Socialisme in Indonesië geeft slechts indirect een antwoord op de vraag wat Sneevliet en zijn handvol medestanders te maken hadden met de communistische massabeweging die opkomt als Sneevliet al is verbannen. Zonder centimeter of weegschaal te hanteren wordt uit Tichelmans minutieuze studie duidelijk dat zij de grondleggers waren van de revolutionaire beweging in Indonesië. Na de maart-revolutie van 1917 in Rusland had Sneevliet een opruiend artikel geschreven in het blad De Indiër van de vereniging Insulinde. ‘Dringen de tonen der vreugdeklokken ook tot de steden en dessa's dezer landen door? (...) Volk van Java, de Russische revolutie houdt ook lessen in voor U.’
Een Javaanse nationalist schrijft hem twee dagen later dat hij vreest dat de regering nu het oor zal lenen aan de hetze van de pers der bourgeoisie. Hij liet verder weten het artikel in het Maleis vertaald te hebben. Het werd ook gepubliceerd.
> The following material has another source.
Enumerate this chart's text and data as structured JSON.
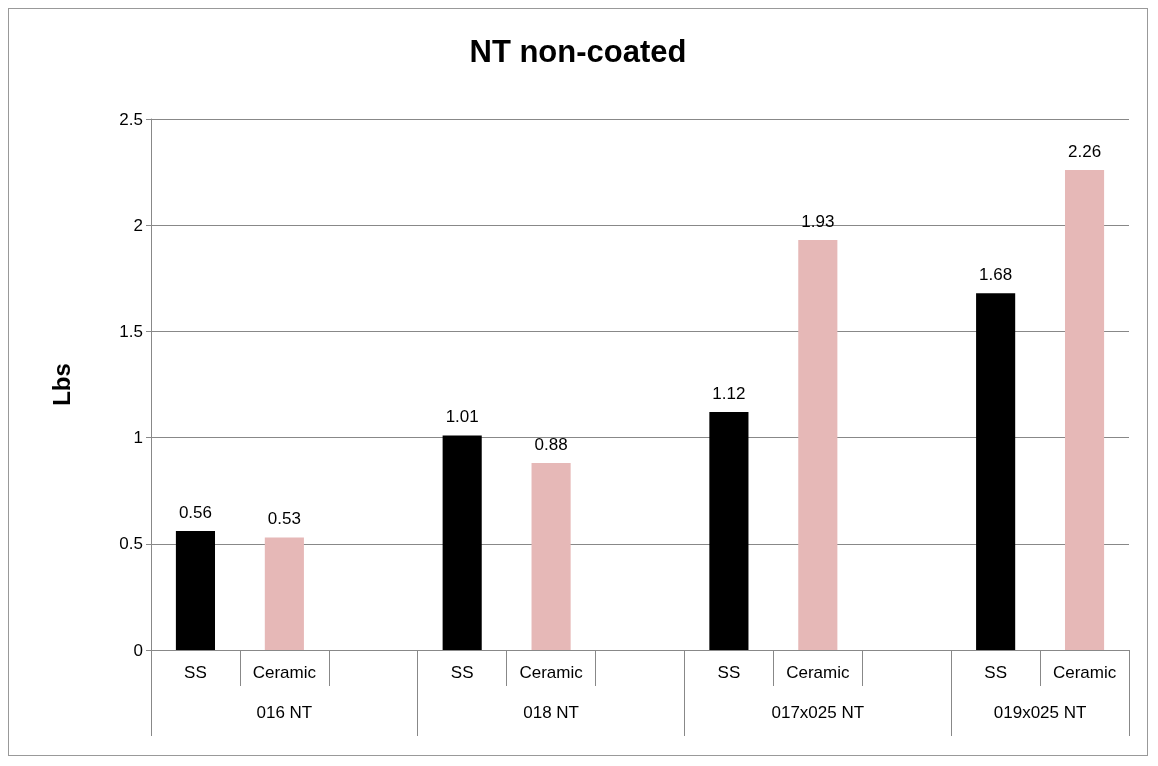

In een naschrift had de Indonesische nationalist echter duidelijk gemaakt, liet hij Sneevliet weten, dat hij wel begreep dat het nimmer in Sneevliets bedoeling had gelegen het Javaanse volk op te zetten zich met wapengeweld van de huidige regering te ontdoen ‘gelijk de Indisch-Europeesche pers gelieft te beweeren.’
Op de bronnenpublikatie valt weinig of niets aan te merken. Daar is natuurlijk wél de malligheid om Van der Goes Franc in plaats van Frank te noemen, zoals hij toch al meer dan honderd jaar bekendstaat. 't Schijnt een kleine vrijheid te zijn die men zich op het Internationaal Instituut voor Sociale Geschiedenis, waar Tichelman werkt, permitteert. Was Ticheman zélf trouwens niet jarenlang bestuurslid van een Frank van der Goes-Stichting?
Ik kan verder moeilijk geloof hechten aan de bewering dat de eens felle medestander van Sneevliet, de joodse ingenieur Asser Baars, in de Tweede Wereldoorlog vrijwillig naar Duitsland is gegaan waar hij ‘overleden’ is.
Wat in de parels van voetnoten (vaak aanzetten tot monografieën) soms ontbreekt, is het jaar van overlijden van de beschreven persoon. Maar dit is niet veel meer dan spelden op laag water zoeken.